She was a stunning girl. And just from the pictures you can really see her personality. The anniversarys are so hard but remembering the fun happy times I think does help. She will always be in your heart and you will get to see each other again.


----------



## twinny41 (Feb 13, 2008)

Very touching tribute for your beautiful girl. She was very, very blessed to have found you and such happiness in her life. So sorry you lost her.


----------



## goldencontriever3 (Nov 7, 2008)

What a beautiful girl. I am so sorry for your loss.


----------



## goldensmum (Oct 23, 2007)

Laura was a beautiful girl, Anniversaries are always so hard, even though we think we are prepared for them. 

Run free play hard and sleep softly Laua


----------



## honeysmum (Dec 4, 2007)

I hope the happy memories of Laura help get you through today anniversary's are hard and the first doubly so.
Laura was a very pretty girl I love the photo of her on the couch.


----------



## sharlin (Feb 26, 2007)

Play Hard Sweet Girl ~ Thank You for all your love.








http://www.goldenretrieverforum.com/gallery/displayimage.php?imageid=13980


----------



## AtticusJordie (Aug 15, 2006)

She's a sweetheart--I'm sure that she thanked you every day for bringing her home and giving her such a loving family for those nine short years.

Our thoughts are with you.

SJ


----------



## pburchins (Mar 11, 2009)

Casey,

What a beautiful girl Ra Ra was. I love the white face on the older goldens. We lost our 13 year old on Valentines Day so we know what you mean about a special day just for him.

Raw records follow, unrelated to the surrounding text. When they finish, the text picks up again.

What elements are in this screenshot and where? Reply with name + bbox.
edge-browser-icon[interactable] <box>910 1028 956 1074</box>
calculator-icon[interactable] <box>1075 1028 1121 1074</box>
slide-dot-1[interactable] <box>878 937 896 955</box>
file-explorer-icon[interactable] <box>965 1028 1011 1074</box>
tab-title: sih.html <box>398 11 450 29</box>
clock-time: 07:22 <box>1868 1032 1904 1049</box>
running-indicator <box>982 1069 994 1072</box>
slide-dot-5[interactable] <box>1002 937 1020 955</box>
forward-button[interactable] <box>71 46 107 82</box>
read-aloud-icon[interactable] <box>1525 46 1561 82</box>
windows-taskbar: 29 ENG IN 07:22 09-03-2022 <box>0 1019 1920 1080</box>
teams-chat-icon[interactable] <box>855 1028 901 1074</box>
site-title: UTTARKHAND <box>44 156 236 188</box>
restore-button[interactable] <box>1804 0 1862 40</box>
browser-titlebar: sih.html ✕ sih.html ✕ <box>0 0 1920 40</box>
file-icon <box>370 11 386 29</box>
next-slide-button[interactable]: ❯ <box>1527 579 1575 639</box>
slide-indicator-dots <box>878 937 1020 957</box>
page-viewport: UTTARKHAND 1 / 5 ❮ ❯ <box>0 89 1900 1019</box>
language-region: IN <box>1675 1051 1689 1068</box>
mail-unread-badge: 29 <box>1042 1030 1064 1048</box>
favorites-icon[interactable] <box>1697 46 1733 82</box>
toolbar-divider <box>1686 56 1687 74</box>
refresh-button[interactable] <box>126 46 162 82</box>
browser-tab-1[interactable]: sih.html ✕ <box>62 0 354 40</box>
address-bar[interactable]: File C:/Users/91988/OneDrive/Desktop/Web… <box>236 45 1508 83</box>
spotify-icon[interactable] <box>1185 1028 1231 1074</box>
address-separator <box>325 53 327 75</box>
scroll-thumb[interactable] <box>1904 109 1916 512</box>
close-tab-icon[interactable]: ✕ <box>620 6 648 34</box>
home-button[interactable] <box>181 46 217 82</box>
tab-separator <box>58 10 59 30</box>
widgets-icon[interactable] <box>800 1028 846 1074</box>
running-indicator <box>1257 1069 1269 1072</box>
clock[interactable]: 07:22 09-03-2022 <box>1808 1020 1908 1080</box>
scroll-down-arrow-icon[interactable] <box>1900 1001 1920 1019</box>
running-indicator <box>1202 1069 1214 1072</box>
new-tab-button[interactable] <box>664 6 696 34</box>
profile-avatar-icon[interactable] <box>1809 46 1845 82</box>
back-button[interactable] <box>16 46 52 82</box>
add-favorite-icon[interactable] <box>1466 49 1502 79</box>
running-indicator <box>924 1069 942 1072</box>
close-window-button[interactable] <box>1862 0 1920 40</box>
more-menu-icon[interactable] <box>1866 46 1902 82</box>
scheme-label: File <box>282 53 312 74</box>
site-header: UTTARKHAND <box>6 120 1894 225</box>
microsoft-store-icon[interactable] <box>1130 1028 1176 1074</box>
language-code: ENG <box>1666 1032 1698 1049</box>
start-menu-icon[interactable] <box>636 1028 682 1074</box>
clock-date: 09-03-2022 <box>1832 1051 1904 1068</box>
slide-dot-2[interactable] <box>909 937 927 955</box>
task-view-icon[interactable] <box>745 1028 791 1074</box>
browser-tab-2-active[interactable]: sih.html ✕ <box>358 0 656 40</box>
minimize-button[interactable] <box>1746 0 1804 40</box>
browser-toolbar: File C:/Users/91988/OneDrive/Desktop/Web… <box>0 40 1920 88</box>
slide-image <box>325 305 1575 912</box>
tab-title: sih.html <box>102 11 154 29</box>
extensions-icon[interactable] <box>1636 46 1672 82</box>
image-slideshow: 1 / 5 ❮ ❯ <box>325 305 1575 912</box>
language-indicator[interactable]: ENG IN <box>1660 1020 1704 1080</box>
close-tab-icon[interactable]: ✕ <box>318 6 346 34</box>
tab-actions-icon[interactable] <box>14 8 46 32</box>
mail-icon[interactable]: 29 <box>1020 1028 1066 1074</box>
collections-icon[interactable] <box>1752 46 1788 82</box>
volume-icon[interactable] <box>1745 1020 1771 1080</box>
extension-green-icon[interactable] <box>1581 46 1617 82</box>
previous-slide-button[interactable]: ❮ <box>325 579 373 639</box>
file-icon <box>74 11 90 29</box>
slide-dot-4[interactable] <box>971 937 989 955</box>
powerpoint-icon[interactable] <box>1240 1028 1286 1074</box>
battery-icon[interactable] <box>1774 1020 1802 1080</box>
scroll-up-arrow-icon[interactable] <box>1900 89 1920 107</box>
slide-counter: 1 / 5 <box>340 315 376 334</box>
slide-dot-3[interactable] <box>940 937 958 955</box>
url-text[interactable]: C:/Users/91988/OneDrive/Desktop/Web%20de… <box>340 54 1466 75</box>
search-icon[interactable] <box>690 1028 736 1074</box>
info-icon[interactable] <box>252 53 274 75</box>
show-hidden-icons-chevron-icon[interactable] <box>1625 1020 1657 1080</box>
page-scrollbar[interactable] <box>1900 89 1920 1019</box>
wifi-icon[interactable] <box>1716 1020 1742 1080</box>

How long did you have Ra Ra ? I am amazed that someone did not come looking for her at the rescue place. I love the photo of her on the paisley couch with her on her back. That pose alone shows a golden is happy and content. Our new boy Riley sleeps on the end of our bed like that and every once in awhile he starts to wag his tail. I wonder what he dreams about to make him wag his tail.

I can empathize with you .......I think of our Riker daily and speak about him all the time. While there is longer time between tears I never forget him. I was very lucky to have him in my life and it appears you were just as lucky havng Ra Ra in yours.

Thanks for sharing Ra Ra with us !


----------



## GoldenHeart6-2 (Aug 29, 2009)

I am truly sorry for your loss. We lost our Golden heart Samantha in August to hemangiosarcoma. She was only 8. Your pictures are wonderful! Goldens are so special!


----------



## maggie1951 (Apr 20, 2007)

So sorry for your loss she was a very lovely girl and these anniversery's are so hard.

Play hard at the bridge with lovely girls.


----------



## mylissyk (Feb 25, 2007)

When you miss them and love them like this, they did their job here on earth.


----------



## Karen519 (Aug 21, 2006)

*Laura*

Laura is just beautiful!
I am SO SORRY.
ANNIVERSARIES are so very hard.
I know Laura is runnning and playing with my dogs at the Rainbow Bridge.


----------